Stewart is very sweet and likeable as the buttoned-down publisher, but this is Kim Novak's movie all the way. She's adorably and seductively mysterious, with her velvety voice, haunting gazes, and stunning wardrobe of red and black. There is no silly hocus-pocus or levitating of objects; they aren't necessary. We believe Gillian is a witch from the start, and her desire to be vulnerable is touching. Novak and Stewart teamed up romantically in another movie that year, "Vertigo," and they look just great together. This is a lightweight fantasy (shades of "Bewitched") with beautiful stars, a sweet romance, and a remarkably talented Siamese cat!

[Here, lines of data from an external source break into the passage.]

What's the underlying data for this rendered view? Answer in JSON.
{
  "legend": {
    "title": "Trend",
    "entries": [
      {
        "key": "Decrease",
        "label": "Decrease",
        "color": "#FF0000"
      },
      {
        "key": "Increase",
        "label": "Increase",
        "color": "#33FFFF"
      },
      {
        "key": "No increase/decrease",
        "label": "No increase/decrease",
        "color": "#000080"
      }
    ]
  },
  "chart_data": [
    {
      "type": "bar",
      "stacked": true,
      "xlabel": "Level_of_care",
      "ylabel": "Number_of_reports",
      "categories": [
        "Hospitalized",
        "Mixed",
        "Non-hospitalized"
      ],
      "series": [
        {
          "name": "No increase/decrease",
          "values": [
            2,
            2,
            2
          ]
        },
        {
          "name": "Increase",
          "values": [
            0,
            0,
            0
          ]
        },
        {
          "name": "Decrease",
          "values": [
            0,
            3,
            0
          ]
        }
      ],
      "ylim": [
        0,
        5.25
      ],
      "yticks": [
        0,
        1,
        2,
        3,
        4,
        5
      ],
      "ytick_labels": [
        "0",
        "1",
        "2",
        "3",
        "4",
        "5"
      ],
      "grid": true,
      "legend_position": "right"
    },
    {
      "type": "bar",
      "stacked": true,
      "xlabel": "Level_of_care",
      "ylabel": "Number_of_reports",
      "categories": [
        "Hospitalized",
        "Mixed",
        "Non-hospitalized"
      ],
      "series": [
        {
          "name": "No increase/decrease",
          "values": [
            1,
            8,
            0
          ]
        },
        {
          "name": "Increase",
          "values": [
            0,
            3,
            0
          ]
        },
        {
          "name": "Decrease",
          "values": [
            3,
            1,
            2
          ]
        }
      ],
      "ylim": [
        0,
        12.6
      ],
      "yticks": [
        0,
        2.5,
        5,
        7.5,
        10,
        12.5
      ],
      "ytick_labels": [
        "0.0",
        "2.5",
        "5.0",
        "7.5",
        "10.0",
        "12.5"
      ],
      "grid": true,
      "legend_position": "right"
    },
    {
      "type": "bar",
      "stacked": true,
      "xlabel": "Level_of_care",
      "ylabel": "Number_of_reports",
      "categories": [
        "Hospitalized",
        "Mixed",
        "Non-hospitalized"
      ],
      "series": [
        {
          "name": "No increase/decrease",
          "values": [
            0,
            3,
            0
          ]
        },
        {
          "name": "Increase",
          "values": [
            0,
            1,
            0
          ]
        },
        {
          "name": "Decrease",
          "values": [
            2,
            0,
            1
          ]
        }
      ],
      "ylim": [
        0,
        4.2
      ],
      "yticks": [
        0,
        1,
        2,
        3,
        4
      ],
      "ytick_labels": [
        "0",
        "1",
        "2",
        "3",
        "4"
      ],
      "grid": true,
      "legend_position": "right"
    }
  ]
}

However, the film's wings are clipped by the deadening 50s image of The Way Things Ought To Be. The film is a morality play about the horrors of being different and the bland happiness to be gained by renouncing your individual talents and fitting in. The film foreshadows the ending by having her make sad little comments about the difficulties of being so different, but they don't fit with her character at all; they seem to come from an outside voice saying, "This is what she should really be thinking and feeling," even though it totally contrasts with everything we know about her personality.
Novak was rather wonderful, but Stewart was an utterly unconvincing example of the sort of person she would fall for. He was dumb, sappy, and shallow. At the end, she gives up all her witchcraft, stops wearing sexy black outfits, gives away her cat (evil symbol of an independent mind!), and waits unhappily in her shop, attired in a pretty pastel shirtwaist, until Stewart returns to her. All her magic and enchantment, and certainly all her power, are gone. If Stewart's character fell for the enchantress in her, I think he must have been very disappointed to end up with Betty Crocker.
Great fun!! A nice contrast to the heavy melodrama of Vertigo.